Ole Miss has been a pot boiling over with confidence since the current sophomores arrived on campus, but there hadn’t been any adversity. Mike Tyson and his punched-in-the-mouth quote comes to mind. UCF was more Bald Bull than Glass Joe. It’s an important week for Ole Miss to settle down mentally.

The Rebels expanded the strike zone, became overly aggressive early in counts and compounded their problems with empty at-bats that piled on top of one another into scoreless innings. The game-two escape didn’t repair anything, as UCF’s early game-three lead swung the momentum and mood right back the other way.

Ole Miss scored in only six of 27 innings in the series and only manufactured runs without a home run three times. The 2 through 5 spots in the Ole Miss order went 7-for-44 (.159) in the series, with Hayden Dunhurst — inserted into the two-hole for game three — the only one of the 12 possibilities in those lineup spots over the series to have multiple hits in a game.

Cliches are there for a reason, and Ole Miss isn’t as good as it looked at times in Arlington or as bad as it seemed against UCF. While the result was the national storyline of opening weekend, the Rebels were just OK offensively in Texas.

The Rebels scored in seven of 26 offensive innings and two of those were ninth innings with the games decided. Ole Miss scored five runs in one inning against Texas Tech and that was it. The Rebels scored in three innings in each of the other two games — Chatagnier hit doubles to begin three of them and his RBI single was the scoring play in another one.

It is an inexperienced team offensively that’s a work in progress all the way around.

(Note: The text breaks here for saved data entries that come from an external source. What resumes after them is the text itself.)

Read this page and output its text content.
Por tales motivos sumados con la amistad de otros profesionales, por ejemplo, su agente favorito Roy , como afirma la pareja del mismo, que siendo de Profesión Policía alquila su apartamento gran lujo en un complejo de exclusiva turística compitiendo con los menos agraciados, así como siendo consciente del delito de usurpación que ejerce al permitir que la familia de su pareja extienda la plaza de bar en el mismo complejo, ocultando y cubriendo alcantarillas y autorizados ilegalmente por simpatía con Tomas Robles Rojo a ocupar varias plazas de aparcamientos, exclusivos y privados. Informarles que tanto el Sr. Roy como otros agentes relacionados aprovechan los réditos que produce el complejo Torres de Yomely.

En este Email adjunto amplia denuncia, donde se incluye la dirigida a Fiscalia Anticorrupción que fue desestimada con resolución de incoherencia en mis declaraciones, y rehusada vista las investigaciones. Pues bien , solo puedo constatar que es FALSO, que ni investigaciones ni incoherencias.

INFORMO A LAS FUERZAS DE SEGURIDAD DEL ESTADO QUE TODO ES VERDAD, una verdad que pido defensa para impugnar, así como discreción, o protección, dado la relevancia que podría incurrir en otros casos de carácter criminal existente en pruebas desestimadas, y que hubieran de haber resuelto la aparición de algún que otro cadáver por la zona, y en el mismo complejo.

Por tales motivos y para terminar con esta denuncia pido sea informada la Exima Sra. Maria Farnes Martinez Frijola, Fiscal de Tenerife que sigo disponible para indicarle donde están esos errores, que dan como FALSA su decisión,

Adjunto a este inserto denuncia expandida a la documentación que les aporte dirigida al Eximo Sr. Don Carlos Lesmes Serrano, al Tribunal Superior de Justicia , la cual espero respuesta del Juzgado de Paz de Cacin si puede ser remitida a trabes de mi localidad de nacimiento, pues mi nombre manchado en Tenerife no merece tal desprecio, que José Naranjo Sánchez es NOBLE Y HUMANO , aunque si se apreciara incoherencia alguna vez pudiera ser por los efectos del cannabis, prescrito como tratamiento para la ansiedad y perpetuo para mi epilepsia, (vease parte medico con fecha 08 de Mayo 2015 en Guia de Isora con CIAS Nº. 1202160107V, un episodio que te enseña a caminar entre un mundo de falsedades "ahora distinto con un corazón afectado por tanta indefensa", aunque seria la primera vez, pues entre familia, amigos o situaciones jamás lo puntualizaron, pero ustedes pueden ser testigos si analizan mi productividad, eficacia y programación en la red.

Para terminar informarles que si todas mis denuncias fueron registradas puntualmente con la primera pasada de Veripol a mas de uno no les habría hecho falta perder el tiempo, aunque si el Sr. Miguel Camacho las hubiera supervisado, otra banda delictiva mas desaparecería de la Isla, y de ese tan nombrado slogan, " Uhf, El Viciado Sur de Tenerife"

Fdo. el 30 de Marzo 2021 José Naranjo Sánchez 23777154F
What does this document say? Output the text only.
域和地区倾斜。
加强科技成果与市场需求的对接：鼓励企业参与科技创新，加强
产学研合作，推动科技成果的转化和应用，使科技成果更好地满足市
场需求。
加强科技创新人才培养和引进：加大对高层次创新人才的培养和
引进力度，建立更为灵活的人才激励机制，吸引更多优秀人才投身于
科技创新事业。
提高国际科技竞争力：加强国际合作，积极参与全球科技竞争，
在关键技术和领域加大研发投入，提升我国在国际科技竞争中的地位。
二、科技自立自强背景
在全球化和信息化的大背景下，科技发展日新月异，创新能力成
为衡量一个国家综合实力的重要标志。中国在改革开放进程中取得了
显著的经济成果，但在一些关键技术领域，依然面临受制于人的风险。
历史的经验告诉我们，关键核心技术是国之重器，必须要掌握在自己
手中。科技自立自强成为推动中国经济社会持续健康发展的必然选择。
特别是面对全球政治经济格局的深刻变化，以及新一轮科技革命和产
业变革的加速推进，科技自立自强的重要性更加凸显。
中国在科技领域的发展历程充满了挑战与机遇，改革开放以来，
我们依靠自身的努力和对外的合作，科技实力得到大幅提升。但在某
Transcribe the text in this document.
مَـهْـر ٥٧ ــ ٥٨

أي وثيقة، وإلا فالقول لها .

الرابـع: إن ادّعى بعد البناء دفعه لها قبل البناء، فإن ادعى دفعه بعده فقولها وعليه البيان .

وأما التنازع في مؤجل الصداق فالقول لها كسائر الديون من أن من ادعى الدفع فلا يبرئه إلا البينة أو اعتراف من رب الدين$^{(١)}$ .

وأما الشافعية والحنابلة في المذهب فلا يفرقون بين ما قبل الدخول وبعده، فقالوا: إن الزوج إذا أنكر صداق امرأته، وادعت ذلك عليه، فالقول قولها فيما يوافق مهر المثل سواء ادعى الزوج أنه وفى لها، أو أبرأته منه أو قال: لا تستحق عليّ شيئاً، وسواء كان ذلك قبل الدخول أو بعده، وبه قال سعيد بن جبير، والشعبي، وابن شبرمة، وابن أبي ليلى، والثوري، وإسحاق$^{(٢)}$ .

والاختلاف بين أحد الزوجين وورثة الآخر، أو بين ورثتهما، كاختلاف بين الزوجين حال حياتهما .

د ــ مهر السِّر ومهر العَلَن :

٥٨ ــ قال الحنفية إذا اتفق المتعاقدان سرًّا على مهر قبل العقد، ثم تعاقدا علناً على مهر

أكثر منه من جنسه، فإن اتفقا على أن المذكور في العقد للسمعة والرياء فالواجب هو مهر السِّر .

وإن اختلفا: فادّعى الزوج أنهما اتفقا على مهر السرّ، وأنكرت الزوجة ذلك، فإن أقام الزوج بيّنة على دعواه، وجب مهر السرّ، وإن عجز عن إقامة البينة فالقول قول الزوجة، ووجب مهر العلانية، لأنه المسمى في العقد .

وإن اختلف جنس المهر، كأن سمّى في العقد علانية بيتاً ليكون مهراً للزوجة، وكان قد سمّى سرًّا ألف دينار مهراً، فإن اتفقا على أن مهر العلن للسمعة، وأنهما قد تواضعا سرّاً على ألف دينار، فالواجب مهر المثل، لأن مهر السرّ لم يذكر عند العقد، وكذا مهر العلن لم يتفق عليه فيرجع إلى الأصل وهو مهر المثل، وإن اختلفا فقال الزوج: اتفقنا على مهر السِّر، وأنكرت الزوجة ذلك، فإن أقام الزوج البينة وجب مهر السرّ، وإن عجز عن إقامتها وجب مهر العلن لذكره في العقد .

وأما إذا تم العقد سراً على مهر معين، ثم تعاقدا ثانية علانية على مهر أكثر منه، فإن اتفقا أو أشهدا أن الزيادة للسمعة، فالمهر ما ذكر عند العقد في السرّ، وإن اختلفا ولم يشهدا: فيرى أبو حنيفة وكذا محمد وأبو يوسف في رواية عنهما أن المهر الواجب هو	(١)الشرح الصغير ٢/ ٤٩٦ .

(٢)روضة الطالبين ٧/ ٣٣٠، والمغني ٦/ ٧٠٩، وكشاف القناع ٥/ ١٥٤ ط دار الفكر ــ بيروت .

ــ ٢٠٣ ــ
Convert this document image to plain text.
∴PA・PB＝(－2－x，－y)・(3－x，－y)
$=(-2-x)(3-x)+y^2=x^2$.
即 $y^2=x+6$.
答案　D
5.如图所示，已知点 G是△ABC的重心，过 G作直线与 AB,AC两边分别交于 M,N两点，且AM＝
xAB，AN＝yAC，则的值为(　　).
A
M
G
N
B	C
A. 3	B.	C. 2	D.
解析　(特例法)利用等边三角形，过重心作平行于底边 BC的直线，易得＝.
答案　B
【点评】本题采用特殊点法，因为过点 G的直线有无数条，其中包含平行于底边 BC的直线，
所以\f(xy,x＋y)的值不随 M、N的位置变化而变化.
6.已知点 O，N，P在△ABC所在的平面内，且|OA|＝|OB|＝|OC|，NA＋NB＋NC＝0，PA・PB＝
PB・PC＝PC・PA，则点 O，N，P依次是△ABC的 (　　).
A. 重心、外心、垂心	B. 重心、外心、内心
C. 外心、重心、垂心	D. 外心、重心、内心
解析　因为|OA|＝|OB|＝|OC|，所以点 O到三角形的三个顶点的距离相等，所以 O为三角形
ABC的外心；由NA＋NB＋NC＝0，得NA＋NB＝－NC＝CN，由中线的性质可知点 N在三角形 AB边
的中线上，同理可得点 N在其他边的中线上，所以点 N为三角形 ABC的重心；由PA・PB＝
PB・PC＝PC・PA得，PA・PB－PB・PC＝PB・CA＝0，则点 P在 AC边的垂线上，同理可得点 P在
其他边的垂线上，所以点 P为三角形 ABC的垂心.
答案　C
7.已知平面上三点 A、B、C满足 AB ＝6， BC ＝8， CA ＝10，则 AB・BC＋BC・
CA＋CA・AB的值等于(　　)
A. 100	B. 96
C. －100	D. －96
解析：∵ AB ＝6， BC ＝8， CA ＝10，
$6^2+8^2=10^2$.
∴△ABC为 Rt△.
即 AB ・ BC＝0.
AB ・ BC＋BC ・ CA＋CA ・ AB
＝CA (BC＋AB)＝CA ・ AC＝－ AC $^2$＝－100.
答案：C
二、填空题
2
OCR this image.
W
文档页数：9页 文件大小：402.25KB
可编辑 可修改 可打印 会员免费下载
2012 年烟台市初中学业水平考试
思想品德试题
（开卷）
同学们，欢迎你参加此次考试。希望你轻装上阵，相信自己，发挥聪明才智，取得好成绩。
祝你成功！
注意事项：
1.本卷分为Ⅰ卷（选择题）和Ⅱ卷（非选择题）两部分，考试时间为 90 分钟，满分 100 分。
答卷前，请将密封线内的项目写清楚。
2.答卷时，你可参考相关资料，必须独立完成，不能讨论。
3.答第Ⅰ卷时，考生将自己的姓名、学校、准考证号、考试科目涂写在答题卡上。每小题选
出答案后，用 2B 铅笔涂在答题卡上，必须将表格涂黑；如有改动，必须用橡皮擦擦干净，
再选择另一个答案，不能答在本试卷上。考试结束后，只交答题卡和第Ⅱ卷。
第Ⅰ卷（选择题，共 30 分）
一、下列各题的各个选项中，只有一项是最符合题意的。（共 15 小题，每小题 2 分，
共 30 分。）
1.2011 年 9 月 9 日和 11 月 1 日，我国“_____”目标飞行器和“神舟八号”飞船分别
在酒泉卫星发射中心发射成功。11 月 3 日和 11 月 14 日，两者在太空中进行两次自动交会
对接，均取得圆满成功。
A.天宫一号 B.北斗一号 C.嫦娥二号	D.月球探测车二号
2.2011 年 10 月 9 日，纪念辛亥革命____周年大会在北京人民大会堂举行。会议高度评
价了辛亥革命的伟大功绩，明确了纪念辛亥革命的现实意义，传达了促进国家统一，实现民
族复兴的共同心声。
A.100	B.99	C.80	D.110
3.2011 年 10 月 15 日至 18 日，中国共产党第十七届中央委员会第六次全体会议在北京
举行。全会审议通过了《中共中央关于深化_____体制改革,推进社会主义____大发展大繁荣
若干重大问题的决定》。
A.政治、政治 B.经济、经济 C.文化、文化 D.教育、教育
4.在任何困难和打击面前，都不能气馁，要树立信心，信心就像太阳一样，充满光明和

Bianco admitted Saturday he’s still learning about his team, and it’s a long season. May is more important than February.

But the clock is relatively ticking. The two easiest nonconference weekends are up next before a midweek road series at Louisiana Tech and the start of league play.

The SEC, and SEC West specifically, may be as strong top to bottom as ever, and the order of opponents does have a twist. Ole Miss starts with Auburn and Alabama — the two teams picked next to last and last in the SEC West — before a three-week barrage of Florida, Arkansas and Mississippi State.

Seasons are weird, but, on paper, the Rebels need to get off to a good start before the opponent talent level increases. There’s a bit of psychology to be played now, as Ole Miss lapsed mentally at the plate as well as physically. The Rebels didn’t handle stress well once it actually appeared. It was the first time in a while, so there’s a pass, but it’s still present and must be addressed.

There’s no need to panic and question yet if the pieces exist, but Bianco does have to figure out the puzzle.